The Congressional Budget Office's new Director, Doug Elmendorf, said increasing health insurance pools – a concept contained in President Barack Obama's plan to expand healthcare coverage – will not work without mandating coverage. Without mandating, only the sick will purchase insurance, jacking the price for those who aren't sick and driving away those who only marginally wanted to purchase it in the first place.
It will take time to make a change and investment up front, Elmendorf said.
"It's a big ship that's not moving that fast, but it's very big and very hard to turn," he said. "No doubt, if you started shifting incentives, the faster the ship will turn."
Many believe, along with President Obama, that healthcare IT will lay a foundation for change in the U.S. healthcare system and a venue for improving quality of care, cutting costs and saving lives. Healthcare IT will also allow the government to pay providers based on performance.
Cathy Schoen, senior vice president of The Commonwealth Fund, told the Senate HELP Committee that changes will require new leadership and collaboration across public and private sectors.
"Effective payment reforms will require time to develop and implement and flexibility to innovate as the nation learns," she said – a notion backed by the CBO. "Information systems require investment and time to yield maximum returns through adoption and use."
"Yet, wide public concern and stress on businesses and public sectors make it increasingly clear that we cannot afford to maintain the status quo. Each year we wait, the problems grow worse," Schoen said.
Sen. Sherrod Brown (D-Ohio), on the Senate HELP Committee, said, "It’s not enough to fight for affordable coverage, we must fight for real coverage. Health insurance shouldn’t be a vehicle for punishing the sick and rewarding the healthy. It shouldn’t be a hammer that beats healthcare costs down by arbitrarily denying care to those who need it."
Sen. Max Baucus (D-Mont.), chairman of the Senate Finance Committee, said healthcare is the next big objective. "We need fundamental reform in cost, quality and coverage. We need to address all three objectives at the same time. They are interconnected," he said.
Republicans agree that reform is urgent and necessary, but differ on the means needed to get there. Sen. Charles Grassley (R-Iowa), disturbed by the lack of debate over the stimulus package, urged caution. "I have heard some folks say it is our moral responsibility to provide healthcare coverage for all. We have an equal if not greater moral responsibility to do so in a fiscally sustainable manner," he said.
Grassley said he is wary of spending money up front to reap savings in the future. "The President has an opportunity as he walks this razor’s edge between a broken healthcare system and fiscal catastrophe," he said.

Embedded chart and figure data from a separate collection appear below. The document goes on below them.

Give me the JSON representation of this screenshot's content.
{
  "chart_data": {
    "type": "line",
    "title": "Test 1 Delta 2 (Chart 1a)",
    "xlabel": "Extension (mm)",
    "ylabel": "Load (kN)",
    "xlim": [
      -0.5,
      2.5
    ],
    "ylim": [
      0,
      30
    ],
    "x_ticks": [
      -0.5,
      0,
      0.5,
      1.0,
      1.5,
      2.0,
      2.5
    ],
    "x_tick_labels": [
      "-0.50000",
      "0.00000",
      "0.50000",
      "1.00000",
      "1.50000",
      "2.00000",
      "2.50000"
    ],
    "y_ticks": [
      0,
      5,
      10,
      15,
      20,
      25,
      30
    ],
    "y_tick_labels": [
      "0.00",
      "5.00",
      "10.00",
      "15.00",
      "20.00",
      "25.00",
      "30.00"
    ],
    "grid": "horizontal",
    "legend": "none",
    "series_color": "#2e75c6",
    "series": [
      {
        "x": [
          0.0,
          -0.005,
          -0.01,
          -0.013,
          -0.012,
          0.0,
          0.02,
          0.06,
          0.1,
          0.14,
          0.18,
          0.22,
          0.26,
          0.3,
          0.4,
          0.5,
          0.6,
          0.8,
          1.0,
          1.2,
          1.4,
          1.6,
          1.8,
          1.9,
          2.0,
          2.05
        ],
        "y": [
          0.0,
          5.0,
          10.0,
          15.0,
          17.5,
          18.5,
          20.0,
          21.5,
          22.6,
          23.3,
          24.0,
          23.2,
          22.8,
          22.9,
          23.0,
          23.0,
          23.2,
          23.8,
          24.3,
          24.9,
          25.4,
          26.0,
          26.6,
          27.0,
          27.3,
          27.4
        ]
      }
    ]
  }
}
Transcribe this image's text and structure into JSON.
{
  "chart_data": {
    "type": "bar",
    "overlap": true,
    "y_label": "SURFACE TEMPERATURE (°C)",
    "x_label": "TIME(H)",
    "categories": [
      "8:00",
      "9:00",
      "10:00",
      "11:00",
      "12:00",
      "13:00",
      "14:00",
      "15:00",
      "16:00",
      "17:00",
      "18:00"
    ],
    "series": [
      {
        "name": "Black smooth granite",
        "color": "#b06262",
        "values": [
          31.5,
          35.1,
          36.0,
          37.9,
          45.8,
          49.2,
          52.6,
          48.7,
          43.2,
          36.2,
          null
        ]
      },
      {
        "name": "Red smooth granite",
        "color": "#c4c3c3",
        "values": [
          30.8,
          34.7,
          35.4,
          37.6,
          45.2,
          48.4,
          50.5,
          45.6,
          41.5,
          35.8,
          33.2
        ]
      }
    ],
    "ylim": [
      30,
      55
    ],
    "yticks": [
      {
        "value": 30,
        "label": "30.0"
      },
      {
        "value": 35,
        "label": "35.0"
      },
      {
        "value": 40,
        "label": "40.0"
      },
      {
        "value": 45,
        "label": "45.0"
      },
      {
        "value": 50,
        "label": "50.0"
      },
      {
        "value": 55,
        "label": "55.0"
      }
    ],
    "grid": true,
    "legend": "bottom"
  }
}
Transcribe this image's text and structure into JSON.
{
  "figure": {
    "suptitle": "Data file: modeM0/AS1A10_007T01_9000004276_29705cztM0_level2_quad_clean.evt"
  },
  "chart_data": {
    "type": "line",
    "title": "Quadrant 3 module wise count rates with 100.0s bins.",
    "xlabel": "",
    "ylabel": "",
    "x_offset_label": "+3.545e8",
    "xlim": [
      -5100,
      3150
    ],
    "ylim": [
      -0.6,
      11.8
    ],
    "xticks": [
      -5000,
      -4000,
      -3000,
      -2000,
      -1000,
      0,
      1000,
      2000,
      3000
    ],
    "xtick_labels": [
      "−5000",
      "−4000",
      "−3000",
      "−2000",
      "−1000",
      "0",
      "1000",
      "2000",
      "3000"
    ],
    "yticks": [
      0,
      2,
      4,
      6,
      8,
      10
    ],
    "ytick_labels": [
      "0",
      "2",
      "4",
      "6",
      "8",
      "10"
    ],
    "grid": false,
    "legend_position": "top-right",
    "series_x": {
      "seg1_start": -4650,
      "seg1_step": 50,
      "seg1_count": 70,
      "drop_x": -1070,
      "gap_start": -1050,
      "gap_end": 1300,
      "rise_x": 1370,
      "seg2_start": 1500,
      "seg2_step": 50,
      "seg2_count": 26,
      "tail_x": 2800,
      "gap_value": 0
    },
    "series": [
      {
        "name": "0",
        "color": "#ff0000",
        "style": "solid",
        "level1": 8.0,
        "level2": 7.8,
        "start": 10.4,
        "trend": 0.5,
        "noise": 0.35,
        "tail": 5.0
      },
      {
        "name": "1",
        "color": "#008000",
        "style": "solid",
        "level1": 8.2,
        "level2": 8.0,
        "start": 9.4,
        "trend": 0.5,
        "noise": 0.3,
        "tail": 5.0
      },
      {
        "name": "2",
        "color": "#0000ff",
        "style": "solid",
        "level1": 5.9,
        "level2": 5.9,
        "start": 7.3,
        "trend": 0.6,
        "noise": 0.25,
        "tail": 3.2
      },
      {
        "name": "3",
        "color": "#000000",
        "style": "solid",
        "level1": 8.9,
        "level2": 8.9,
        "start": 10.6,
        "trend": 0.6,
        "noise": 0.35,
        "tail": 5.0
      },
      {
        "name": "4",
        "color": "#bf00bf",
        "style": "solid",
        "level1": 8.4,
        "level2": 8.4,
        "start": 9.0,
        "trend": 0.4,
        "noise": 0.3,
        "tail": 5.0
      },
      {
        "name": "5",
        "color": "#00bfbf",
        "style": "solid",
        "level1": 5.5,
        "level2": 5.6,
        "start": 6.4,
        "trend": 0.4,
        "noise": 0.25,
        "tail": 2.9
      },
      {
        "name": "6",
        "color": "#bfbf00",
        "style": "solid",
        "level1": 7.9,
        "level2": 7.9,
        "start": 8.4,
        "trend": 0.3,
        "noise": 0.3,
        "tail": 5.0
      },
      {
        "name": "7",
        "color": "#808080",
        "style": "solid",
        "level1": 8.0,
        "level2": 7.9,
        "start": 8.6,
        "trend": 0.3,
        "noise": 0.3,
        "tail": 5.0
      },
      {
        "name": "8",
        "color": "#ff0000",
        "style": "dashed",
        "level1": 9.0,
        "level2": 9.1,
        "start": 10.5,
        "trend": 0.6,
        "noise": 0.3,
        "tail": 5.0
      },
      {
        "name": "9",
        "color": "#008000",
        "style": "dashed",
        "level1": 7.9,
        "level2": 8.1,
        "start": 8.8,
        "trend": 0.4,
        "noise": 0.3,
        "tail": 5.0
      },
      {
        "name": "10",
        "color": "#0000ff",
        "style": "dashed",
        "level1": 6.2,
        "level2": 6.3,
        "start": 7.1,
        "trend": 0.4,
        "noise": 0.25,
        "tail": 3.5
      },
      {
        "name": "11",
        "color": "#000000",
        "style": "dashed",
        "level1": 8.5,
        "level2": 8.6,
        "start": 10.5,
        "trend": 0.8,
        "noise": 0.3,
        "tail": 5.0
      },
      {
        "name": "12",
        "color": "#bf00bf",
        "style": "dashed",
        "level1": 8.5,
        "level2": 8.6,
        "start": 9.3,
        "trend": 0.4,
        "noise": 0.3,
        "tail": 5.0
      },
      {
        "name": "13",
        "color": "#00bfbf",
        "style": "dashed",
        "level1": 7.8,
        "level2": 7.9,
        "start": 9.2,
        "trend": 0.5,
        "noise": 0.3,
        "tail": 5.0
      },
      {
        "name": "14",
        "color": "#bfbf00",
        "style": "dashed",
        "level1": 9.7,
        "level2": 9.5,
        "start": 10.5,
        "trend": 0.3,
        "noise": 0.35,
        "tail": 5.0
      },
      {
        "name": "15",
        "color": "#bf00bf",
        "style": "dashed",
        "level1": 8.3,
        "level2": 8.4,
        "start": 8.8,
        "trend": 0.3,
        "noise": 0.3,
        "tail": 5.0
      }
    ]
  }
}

Obama has called a gathering of stakeholders and a bipartisan mix of lawmakers to meet next week and begin the difficult work of smoothing out differences. The Obama administration had plans for healthcare reform prepared prior to the election, and the Senate Finance Committee has held hearings on the issue since last summer. Last fall, key Democratic congressional leaders said they were "ready to roll" on healthcare reform, and they will take the cue from Obama's guidelines.